Bryan Smith's Queen of Blood

Review

I had not read Smith's earlier book in the series, House of Blood, before I started this one. By the time I was fully sure that I should go back and read the first book, I was already a good third into this one and figured that I would finish it out. With this regard, I am not going to really talk about the background or murkiness all that much, since I have no idea how much was explained in the first one. This one references the first book a lot, but explained stuff in such a way that I do not feel it is absolutely necessary. Just recommended.

The novel deals with the survivors of the previous book and is mostly about three general subplots. The first deals with Dream, who has turned bad after her previous experiences. The second rotates around Chad and Jim and Chad's new girlfriend Allyson and their attempt to find a sense of security. The final subplot deals with a new house and the various machinations that goes on inside.

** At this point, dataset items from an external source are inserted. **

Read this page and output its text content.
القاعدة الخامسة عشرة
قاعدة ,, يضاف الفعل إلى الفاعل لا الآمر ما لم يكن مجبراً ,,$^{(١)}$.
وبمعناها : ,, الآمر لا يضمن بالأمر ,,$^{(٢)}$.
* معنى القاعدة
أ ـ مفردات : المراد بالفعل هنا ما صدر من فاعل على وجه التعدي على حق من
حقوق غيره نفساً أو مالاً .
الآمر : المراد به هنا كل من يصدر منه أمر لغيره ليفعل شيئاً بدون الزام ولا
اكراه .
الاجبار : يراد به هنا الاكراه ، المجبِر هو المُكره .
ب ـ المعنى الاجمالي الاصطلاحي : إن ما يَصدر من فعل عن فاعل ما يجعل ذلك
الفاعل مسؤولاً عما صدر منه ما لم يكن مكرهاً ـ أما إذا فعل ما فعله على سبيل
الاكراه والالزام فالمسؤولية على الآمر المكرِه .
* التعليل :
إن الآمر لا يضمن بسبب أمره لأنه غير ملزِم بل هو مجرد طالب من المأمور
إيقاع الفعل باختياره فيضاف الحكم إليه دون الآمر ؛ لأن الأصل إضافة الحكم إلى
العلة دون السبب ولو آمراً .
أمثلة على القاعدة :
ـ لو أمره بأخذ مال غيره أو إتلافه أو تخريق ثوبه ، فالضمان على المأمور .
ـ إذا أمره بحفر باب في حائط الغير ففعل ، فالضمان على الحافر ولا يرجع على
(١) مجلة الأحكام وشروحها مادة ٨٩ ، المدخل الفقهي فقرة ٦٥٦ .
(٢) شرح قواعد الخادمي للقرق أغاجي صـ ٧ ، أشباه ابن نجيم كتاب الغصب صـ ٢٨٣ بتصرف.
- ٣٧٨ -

The main purpose of the book is to bring all the subplots together, slowly but surely. Along the way, there is sex and violence and drugs and gore and torture and people letting go of their humanity to revel in inflicting pain. With the exception of Chad and Allyson, you are not really given much of a sympathetic leg to stand on, even though the characters are interesting, and it becomess a tale of monsters versus monsters, freeing up the center of the novel from moralizing and allowing it to go as wild as it wants. I assume this is the point, and am glad to see such a choice made.

I can deal with sex and violence just fine, and enjoy both when well written. My verdict on this novel is still a little out, though, even after finishing it. While it has pointless bloodletting and pointless orgasms galore, and describes them in a way to make them vivid, Smith never quite taps into the raw energy of his subject in the goriest scenes. When Dream is holding a girl she believes to be a servant of the Master out over Niagra Falls, you feel the dark, latent energy. You are tense and feel unnerved. When a slave girl is sodomizing a victim repetively, you feel a bit sad that it came to that, but it does not quite sink in (no pun intended, I promise).

Smith has a grasp of how to build up tension and does so several points in this book, but leaves several scenes that drip right to the edge of the quality of true horror unfulfilled and of too shallow a character to be potent. I am unsure of he is just trying to let missing nipples speak for themselves or if he is suggesting that the real monster is the killer who does not even feel anything with the killing.

My final recommendation is to say that this is a Eh novel that probably will get an upgrade once I go back, now, and read the first book*. It puts too much stock in overly runny gore and not quite enough stock in meat. By the end, nothing is really resolved so much as continued on for another couple of years past the end of the first one (leading me to think that there is a third book planned for the series, at least) and monsters have killed monsters over and over again. Recommended to gore fans, sex fans (especially lesbian sex, which is the only sex actually described in detail), and to horror fans who like a little dark magic in their mix.

*: Well, the answer to that is that this is still an overall Eh book, though certain aspects of the story are better now that I know background. I recommend you try the first one first and then come here if you liked it.